Commit to Content Marketing or Risk Social & Search Irrelevancy

Commit to Content Marketing or Risk Social & Search Irrelevancy

By Chad PollittMay 13 /2011

Bob Dylan Content MarketingYes, it’s true, “the times they are a-changin’.” For years people have been saying that “content is king” and most in our industry have heard this.  The thing is, hardly anyone really commits to content.  The people and businesses that do commit to content marketing reap the rewards.  The saying “content is king” used to be mentioned in reference to on-page SEO factors and the idea that lots of content with lots of keywords will help websites rank well and lots of pages increase the likelihood that those pages will get inbound links.  

Yesterday’s Company Website

One noticeable result of this thinking was the deployment of very large and massive brochure websites that focused on how “advanced” company “X” was or how they were the best.  These websites tended to answer who, what, when, where, why and how someone should do business with company “X.”  The SEO formula for many of these bulky websites worked.  However, many of these websites focused on themselves rather than their visitors and failed to capture and nurture leads.  

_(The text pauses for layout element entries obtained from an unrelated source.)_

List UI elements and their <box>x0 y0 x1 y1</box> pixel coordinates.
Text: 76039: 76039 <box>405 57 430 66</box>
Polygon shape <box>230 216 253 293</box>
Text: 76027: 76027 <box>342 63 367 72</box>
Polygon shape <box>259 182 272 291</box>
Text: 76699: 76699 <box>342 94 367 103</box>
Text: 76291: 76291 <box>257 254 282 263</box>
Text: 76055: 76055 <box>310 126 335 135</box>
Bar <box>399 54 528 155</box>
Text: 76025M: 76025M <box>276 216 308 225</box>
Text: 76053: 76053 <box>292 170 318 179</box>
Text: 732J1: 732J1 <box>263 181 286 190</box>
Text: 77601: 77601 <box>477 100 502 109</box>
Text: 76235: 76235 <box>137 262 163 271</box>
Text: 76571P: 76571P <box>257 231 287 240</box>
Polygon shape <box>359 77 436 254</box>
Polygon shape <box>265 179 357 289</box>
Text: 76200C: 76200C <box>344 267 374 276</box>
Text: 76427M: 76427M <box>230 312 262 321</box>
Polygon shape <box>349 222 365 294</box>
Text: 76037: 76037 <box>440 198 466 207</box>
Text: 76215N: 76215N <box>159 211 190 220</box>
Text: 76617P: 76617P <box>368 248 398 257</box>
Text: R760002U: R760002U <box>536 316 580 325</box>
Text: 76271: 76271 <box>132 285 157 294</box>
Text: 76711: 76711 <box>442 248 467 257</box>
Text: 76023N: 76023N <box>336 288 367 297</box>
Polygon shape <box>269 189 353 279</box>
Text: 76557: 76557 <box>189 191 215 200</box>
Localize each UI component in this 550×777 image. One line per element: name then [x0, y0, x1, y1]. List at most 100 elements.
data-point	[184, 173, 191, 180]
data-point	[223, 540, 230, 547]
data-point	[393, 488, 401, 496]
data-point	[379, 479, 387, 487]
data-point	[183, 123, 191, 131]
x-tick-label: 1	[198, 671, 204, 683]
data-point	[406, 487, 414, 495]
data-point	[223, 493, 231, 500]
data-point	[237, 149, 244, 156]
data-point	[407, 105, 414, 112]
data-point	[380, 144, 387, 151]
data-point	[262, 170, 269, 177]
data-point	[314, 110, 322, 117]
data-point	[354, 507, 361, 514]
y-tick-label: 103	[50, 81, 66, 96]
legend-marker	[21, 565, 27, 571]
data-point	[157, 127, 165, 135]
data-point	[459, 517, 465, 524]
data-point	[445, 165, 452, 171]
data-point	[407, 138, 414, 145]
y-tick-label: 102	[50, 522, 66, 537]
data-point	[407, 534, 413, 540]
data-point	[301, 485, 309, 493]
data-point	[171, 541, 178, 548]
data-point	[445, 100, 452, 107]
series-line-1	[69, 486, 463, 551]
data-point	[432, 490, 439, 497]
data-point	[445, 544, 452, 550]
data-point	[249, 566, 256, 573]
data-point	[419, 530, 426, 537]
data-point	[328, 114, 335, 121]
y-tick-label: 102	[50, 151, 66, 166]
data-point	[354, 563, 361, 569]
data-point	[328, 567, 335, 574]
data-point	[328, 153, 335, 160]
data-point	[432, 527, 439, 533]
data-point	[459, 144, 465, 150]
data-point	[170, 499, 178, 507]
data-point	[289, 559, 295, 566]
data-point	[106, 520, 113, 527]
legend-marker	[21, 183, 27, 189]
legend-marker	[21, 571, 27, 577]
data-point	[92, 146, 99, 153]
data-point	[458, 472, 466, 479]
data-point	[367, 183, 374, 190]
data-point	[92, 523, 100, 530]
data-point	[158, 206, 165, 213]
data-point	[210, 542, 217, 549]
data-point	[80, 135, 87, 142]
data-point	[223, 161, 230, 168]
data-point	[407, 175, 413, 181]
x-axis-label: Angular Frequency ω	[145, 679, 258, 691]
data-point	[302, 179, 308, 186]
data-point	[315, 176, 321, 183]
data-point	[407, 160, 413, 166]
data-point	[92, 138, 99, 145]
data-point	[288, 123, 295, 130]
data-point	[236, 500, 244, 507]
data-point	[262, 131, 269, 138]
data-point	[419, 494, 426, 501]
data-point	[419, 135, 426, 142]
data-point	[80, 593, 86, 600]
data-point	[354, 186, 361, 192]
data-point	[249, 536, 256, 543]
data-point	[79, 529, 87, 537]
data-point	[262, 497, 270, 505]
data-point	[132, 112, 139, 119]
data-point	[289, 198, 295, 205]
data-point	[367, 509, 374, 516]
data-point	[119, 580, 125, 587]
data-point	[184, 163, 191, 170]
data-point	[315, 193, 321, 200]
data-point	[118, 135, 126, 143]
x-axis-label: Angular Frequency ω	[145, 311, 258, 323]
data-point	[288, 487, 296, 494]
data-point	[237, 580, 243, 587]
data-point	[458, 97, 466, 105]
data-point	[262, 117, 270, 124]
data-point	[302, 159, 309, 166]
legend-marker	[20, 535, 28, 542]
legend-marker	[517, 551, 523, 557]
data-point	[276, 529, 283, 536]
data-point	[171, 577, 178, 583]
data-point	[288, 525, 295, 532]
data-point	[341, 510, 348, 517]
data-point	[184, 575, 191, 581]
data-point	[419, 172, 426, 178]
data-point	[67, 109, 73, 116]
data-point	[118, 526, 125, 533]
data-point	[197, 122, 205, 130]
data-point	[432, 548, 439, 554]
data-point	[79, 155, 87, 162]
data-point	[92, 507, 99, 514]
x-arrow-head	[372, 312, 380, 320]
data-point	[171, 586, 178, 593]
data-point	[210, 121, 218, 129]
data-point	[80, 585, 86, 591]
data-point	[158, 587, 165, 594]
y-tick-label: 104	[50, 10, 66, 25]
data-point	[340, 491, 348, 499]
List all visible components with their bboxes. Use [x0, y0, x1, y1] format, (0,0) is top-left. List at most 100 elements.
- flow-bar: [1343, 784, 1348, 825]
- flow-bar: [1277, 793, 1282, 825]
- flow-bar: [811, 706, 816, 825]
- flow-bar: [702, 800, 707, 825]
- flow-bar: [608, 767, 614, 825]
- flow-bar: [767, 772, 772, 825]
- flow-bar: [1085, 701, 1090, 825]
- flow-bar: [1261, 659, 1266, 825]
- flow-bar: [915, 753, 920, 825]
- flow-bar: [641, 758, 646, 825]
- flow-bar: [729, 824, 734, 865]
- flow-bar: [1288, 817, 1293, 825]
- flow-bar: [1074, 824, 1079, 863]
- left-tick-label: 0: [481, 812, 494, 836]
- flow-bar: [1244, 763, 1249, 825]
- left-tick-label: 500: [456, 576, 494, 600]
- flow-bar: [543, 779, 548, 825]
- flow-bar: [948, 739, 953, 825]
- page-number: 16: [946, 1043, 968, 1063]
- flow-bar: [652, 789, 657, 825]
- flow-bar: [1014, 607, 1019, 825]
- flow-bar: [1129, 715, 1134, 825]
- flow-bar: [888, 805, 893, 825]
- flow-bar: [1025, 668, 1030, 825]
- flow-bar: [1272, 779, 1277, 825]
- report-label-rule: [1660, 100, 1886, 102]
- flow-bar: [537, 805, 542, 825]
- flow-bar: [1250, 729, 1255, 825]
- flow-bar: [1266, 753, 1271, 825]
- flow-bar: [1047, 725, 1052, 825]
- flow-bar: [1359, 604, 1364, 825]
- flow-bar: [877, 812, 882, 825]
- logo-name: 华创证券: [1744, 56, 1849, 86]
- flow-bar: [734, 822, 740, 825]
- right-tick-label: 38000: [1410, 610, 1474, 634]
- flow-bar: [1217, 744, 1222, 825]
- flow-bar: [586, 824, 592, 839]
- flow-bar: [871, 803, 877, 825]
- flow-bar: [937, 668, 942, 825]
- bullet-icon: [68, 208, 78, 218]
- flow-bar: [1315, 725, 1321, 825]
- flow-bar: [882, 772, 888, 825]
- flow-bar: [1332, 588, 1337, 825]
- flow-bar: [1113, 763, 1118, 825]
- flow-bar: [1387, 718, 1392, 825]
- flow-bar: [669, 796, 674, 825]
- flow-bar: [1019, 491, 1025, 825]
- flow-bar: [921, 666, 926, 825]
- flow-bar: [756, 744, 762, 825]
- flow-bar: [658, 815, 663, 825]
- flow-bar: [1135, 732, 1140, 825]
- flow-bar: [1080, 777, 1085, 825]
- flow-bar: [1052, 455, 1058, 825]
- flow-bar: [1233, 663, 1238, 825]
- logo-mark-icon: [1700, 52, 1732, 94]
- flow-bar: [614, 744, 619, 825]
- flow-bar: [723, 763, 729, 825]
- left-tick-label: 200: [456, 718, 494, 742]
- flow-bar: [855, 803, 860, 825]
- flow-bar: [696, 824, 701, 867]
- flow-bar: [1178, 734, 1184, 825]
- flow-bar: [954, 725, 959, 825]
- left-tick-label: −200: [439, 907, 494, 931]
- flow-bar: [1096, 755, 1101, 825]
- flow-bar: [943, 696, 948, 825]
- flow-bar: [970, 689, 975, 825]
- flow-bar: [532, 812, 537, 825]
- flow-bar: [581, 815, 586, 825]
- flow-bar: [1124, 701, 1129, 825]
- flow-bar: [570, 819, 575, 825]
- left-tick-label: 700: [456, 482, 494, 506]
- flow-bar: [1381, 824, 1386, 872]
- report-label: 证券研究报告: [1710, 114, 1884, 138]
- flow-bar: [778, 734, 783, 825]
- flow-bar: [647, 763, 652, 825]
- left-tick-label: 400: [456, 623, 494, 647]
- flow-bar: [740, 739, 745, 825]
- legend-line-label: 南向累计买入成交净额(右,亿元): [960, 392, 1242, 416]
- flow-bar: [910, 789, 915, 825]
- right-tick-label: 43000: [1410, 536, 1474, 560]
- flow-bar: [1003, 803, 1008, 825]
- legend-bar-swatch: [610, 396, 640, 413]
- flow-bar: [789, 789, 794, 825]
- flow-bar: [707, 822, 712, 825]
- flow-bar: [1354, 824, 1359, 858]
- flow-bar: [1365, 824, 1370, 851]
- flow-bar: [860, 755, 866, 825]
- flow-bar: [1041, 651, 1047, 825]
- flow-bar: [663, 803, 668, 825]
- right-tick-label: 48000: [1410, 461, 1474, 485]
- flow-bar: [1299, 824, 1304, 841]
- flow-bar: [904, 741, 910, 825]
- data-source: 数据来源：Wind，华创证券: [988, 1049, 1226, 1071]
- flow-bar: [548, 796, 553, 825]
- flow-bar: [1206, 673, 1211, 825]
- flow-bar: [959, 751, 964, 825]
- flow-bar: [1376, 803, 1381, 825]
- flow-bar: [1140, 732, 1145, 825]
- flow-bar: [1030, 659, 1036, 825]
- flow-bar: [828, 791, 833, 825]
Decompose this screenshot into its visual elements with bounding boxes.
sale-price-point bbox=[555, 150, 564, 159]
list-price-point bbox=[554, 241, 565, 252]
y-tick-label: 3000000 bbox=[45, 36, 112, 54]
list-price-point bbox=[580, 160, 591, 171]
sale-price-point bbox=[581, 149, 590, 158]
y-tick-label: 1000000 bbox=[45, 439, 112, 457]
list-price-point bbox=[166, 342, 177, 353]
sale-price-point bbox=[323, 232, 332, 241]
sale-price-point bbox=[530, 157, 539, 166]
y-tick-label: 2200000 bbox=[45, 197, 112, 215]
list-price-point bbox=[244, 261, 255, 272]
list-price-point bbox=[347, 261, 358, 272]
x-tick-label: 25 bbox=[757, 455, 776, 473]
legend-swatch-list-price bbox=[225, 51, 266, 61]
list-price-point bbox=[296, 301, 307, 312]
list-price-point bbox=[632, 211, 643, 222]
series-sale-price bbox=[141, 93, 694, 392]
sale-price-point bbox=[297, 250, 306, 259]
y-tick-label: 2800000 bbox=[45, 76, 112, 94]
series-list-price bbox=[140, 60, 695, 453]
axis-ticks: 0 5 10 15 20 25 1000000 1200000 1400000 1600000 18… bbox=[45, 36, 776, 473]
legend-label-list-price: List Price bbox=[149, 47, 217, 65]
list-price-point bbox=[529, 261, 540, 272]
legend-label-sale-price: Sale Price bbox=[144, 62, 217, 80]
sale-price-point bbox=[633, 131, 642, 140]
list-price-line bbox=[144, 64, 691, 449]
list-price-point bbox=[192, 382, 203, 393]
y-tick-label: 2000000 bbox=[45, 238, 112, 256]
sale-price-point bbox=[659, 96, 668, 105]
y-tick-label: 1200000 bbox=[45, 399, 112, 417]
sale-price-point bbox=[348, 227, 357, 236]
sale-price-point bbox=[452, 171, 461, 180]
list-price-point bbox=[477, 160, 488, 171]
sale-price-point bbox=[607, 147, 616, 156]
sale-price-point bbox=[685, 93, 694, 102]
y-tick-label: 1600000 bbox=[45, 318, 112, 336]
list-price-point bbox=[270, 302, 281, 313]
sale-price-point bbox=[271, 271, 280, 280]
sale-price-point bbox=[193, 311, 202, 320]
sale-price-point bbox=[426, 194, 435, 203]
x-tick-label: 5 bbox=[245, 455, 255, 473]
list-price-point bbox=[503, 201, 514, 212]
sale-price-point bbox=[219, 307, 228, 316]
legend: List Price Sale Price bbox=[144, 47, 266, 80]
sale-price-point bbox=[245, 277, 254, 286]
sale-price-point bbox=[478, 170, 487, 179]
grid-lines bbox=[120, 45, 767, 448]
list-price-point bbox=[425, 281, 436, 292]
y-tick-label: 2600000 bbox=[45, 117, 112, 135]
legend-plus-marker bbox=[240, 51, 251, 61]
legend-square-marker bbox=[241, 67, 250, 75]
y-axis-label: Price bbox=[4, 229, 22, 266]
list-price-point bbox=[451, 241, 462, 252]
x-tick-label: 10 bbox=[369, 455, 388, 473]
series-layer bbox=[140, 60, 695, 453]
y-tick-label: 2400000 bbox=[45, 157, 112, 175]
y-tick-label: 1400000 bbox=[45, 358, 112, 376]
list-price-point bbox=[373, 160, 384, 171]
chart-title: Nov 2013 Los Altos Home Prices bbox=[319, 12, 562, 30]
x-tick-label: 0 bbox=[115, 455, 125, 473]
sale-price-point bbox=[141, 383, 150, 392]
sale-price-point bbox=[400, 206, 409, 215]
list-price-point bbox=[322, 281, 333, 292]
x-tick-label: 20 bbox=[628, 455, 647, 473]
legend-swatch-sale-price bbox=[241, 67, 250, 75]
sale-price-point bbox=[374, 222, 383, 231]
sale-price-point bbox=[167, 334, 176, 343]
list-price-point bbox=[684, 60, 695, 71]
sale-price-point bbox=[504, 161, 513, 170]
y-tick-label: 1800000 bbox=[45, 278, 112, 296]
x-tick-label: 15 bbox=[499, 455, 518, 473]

Since people only go to the Internet to solve problems and/or to be entertained these websites didn’t provide visitors with much relevant content.  Most of this content was created by participating in content farms, producing shallow content, publishing poorly written content, copying content from other websites, or pushing out content that wasn't useful.  

Fast-forward to Today

Google’s Response

Google Panda SEOSay hello to Google’s Farmer (aka Panda) search algorithm update.  These updates were designed to specifically combat the content tactics mentioned above and weed out those websites that don’t provide useful content.  Many websites dropped like a stone on Google’s search engine results page after the update was deployed recently.

For at least the last five or six years Google’s Webmaster Guidelines have stated, “. . . make sure your site adds value.  Provide unique and relevant content that give users a reason to visit your site first.” In other words, website content should solve problems and/or entertain. . .  

The Farmer update is a way for Google to enforce what they’ve been saying for years.  Companies will no longer be rewarded for producing brochure websites that brag about themselves exclusively.  Those websites with content that focuses on the visitor, their problems, and provide real value will see their rankings rise.  As a result, the best way to rank well in Google today is with a content marketing strategy.

Social Media

With social media playing such a big role in search today the quality of content is even more important.  People are not interested in having conversations around boastful content from a company’s brochure website on Facebook or Twitter.  No one cares about how cool or awesome a company claims they are on their website.  Instead, people want valuable problem solving or entertaining content they can use, share, comment on and evangelize. 

Yesterday’s brochure websites have no chance in today’s “social” world of the Internet.  Any company can use social media to enhance a sweepstakes, contest or give-a-way, but the only chance a company has of sustaining any type of social media footprint is by deploying a robust content marketing strategy.

Just having employees on social media communicating with others is not a social media campaign.  Many small to medium size businesses that are in the social media space without a content marketing strategy rely on other people's content to share.  That's ok, in fact companies should share other people's content in social media, but not exclusively.  Other people's content doesn't convert social media users into leads for the company deploying the campaign.  With a content marketing strategy the shared social media posts can be mixed with originally produced, problem solving and lead capture content.  This is how social media ROI is measured and good content marketing is deployed.


Bob Dylan was right, “the times they are a-changin’,” and now is the time for businesses to commit to content marketing or risk being irrelevant both socially and on Google.  Content is still king, but only quality content.  Website visitors expect to have their problems solved so companies need to provide problem solving blog posts, white papers, ebooks, how-to’s, videos, guides and any type of content that will help their visitors.  With marketing and media shifting to the Internet companies that don’t embrace content marketing will risk becoming irrelevant.